Sunday, January 28, 2007

Illusion


One of my favourite films is the Matrix. Not Matrix Reloaded, or Matrix Revolutions - which are just glorified cowboy movies with special effects and philosophy - but the original Matrix.

What I like is the theme of the movie, that the world is a computer-generated illusion.

At one point the character Morpheus speaks to Keanu Reeves‘ Neo, after he has been released from the controlling power of the machines. He shows him the battered landscape of a post-apocalyptic world, beneath a boiling sky. “Welcome to the desert of the real,” he says.

It’s a great line, spoken with relish by Laurence Fishburne, who plays Morpheus.

When I saw the movie for the first time it struck me that it was an allegory of the state we live in.

How do we know what it real and what is not?

Contemporary neuroscience tells us that what we perceive as real is only a three-dimensional hologram happening in the brain. It is a perception of reality, not reality itself.

This is made more complicated by the fact that this secondary perception - this perception of perception - is filtered through ever more evolved and remote processes: such as language, such as culture, such as art, through the beliefs we share and the conceptual baggage we accumulate to interpret it all.

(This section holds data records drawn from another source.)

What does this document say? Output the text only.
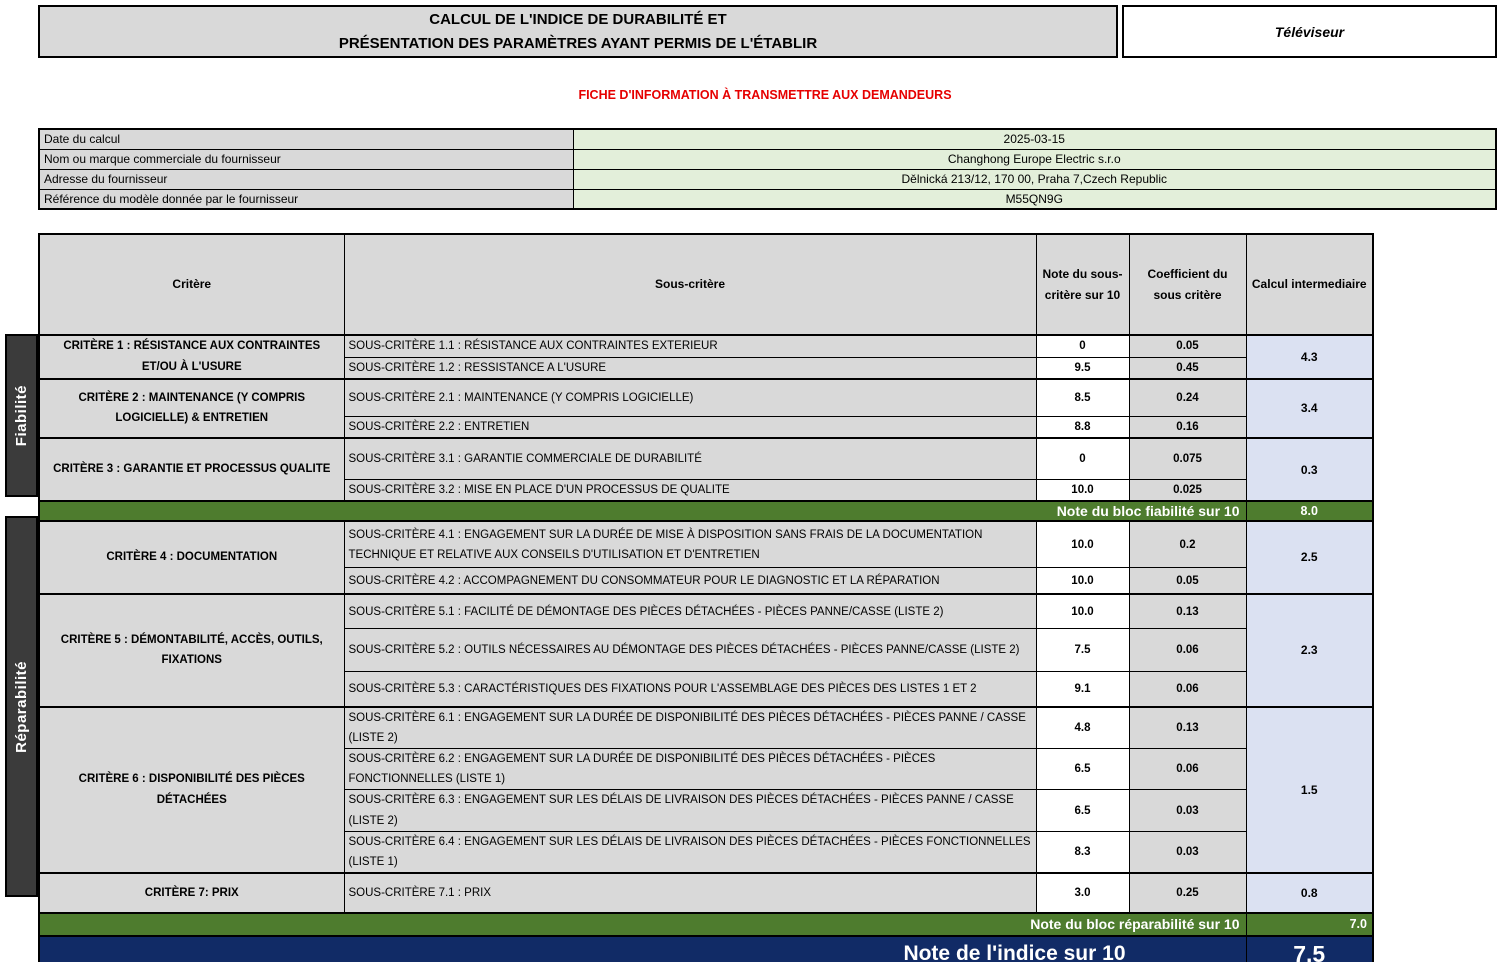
CALCUL DE L'INDICE DE DURABILITÉ ET
PRÉSENTATION DES PARAMÈTRES AYANT PERMIS DE L'ÉTABLIR
Téléviseur
FICHE D'INFORMATION À TRANSMETTRE AUX DEMANDEURS
Date du calcul	2025-03-15
Nom ou marque commerciale du fournisseur	Changhong Europe Electric s.r.o
Adresse du fournisseur	Dělnická 213/12, 170 00, Praha 7,Czech Republic
Référence du modèle donnée par le fournisseur	M55QN9G
Fiabilité
Réparabilité
Critère	Sous-critère	Note du sous-critère sur 10	Coefficient du sous critère	Calcul intermediaire
CRITÈRE 1 : RÉSISTANCE AUX CONTRAINTES ET/OU À L'USURE	SOUS-CRITÈRE 1.1 : RÉSISTANCE AUX CONTRAINTES EXTERIEUR	0	0.05	4.3
	SOUS-CRITÈRE 1.2 : RESSISTANCE A L'USURE	9.5	0.45	
CRITÈRE 2 : MAINTENANCE (Y COMPRIS LOGICIELLE) & ENTRETIEN	SOUS-CRITÈRE 2.1 : MAINTENANCE (Y COMPRIS LOGICIELLE)	8.5	0.24	3.4
	SOUS-CRITÈRE 2.2 : ENTRETIEN	8.8	0.16	
CRITÈRE 3 : GARANTIE ET PROCESSUS QUALITE	SOUS-CRITÈRE 3.1 : GARANTIE COMMERCIALE DE DURABILITÉ	0	0.075	0.3
	SOUS-CRITÈRE 3.2 : MISE EN PLACE D'UN PROCESSUS DE QUALITE	10.0	0.025	
Note du bloc fiabilité sur 10				8.0
CRITÈRE 4 : DOCUMENTATION	SOUS-CRITÈRE 4.1 : ENGAGEMENT SUR LA DURÉE DE MISE À DISPOSITION SANS FRAIS DE LA DOCUMENTATION TECHNIQUE ET RELATIVE AUX CONSEILS D'UTILISATION ET D'ENTRETIEN	10.0	0.2	2.5
	SOUS-CRITÈRE 4.2 : ACCOMPAGNEMENT DU CONSOMMATEUR POUR LE DIAGNOSTIC ET LA RÉPARATION	10.0	0.05	
CRITÈRE 5 : DÉMONTABILITÉ, ACCÈS, OUTILS, FIXATIONS	SOUS-CRITÈRE 5.1 : FACILITÉ DE DÉMONTAGE DES PIÈCES DÉTACHÉES - PIÈCES PANNE/CASSE (LISTE 2)	10.0	0.13	2.3
	SOUS-CRITÈRE 5.2 : OUTILS NÉCESSAIRES AU DÉMONTAGE DES PIÈCES DÉTACHÉES - PIÈCES PANNE/CASSE (LISTE 2)	7.5	0.06	
	SOUS-CRITÈRE 5.3 : CARACTÉRISTIQUES DES FIXATIONS POUR L'ASSEMBLAGE DES PIÈCES DES LISTES 1 ET 2	9.1	0.06	
CRITÈRE 6 : DISPONIBILITÉ DES PIÈCES DÉTACHÉES	SOUS-CRITÈRE 6.1 : ENGAGEMENT SUR LA DURÉE DE DISPONIBILITÉ DES PIÈCES DÉTACHÉES - PIÈCES PANNE / CASSE (LISTE 2)	4.8	0.13	1.5
	SOUS-CRITÈRE 6.2 : ENGAGEMENT SUR LA DURÉE DE DISPONIBILITÉ DES PIÈCES DÉTACHÉES - PIÈCES FONCTIONNELLES (LISTE 1)	6.5	0.06	
	SOUS-CRITÈRE 6.3 : ENGAGEMENT SUR LES DÉLAIS DE LIVRAISON DES PIÈCES DÉTACHÉES - PIÈCES PANNE / CASSE (LISTE 2)	6.5	0.03	
	SOUS-CRITÈRE 6.4 : ENGAGEMENT SUR LES DÉLAIS DE LIVRAISON DES PIÈCES DÉTACHÉES - PIÈCES FONCTIONNELLES (LISTE 1)	8.3	0.03	
CRITÈRE 7: PRIX	SOUS-CRITÈRE 7.1 : PRIX	3.0	0.25	0.8
Note du bloc réparabilité sur 10				7.0
Note de l'indice sur 10				7.5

“Conceptual baggage.” That’s a good phrase. It brings to mind a perpetual tourist on a never-ending journey to a nonexistent package holiday, getting to yet another transit point during yet another change of transportation, dragging along a trolley full of the accumulated baggage of his compulsively acquired souvenir-collection. Which is how I sometimes feel about myself. Always on a journey, never arriving anywhere.

Meanwhile there’s ever increasing volumes of pointlessness to contend with. Like TV for instance.

Most of us in the modern world have been brought up with TV. We spend large amounts of our day sitting in front of the box watching those flickering two-dimensional images of people pretending to be someone else. And that applies to newsreaders and politicians as much as it does to actors.

It is TV that explains our world to us. It is TV that reflects our sense of being. We live our lives as stars of our own on-going reality TV soap-opera, providing our own story-lines and our own themes while striking up endless dramatic poses for the omnipresent camera of the mind. Laughing at our own jokes. Nodding sagely at our own observations.

Big Brother is watching us, even as we‘re watching Big Brother. But who is Big Brother really? We all are.

Even the news is just a branch of the entertainment industry these days, and our politicians spend more time spinning reality to make it look like something else than they do getting on with the job.

Just one more layer to add to the shifting, interweaving web of misperception and misrepresentation that makes up our sense of being.

Strip it all away, and what is there left? Maybe none of it exists. Maybe it’s all an illusion.

This is basically the Buddhist position. The world is Maya - illusion. Attachment brings suffering. The aim of life is to disengage from the cycle of birth and rebirth, to attain enlightenment. Even the soul does not really exist. At the heart of the Buddhist universe lies emptiness, the void.

But, you wonder, why emptiness? Why not fullness?

And while the world may not be exactly as we perceive it, isn’t it just as crazy to say that it doesn’t exist at all?

I went for a walk in the woods this evening, just to clear my head before finishing off this piece.

There was a fat, yellow moon low on the horizon, like a pat of butter on the infinite blue plate of the sky. Birds singing their evening prayers. Trees rustling in the breeze. A few rabbits bobbing through the undergrowth.

An illusion, maybe. But a very nice illusion.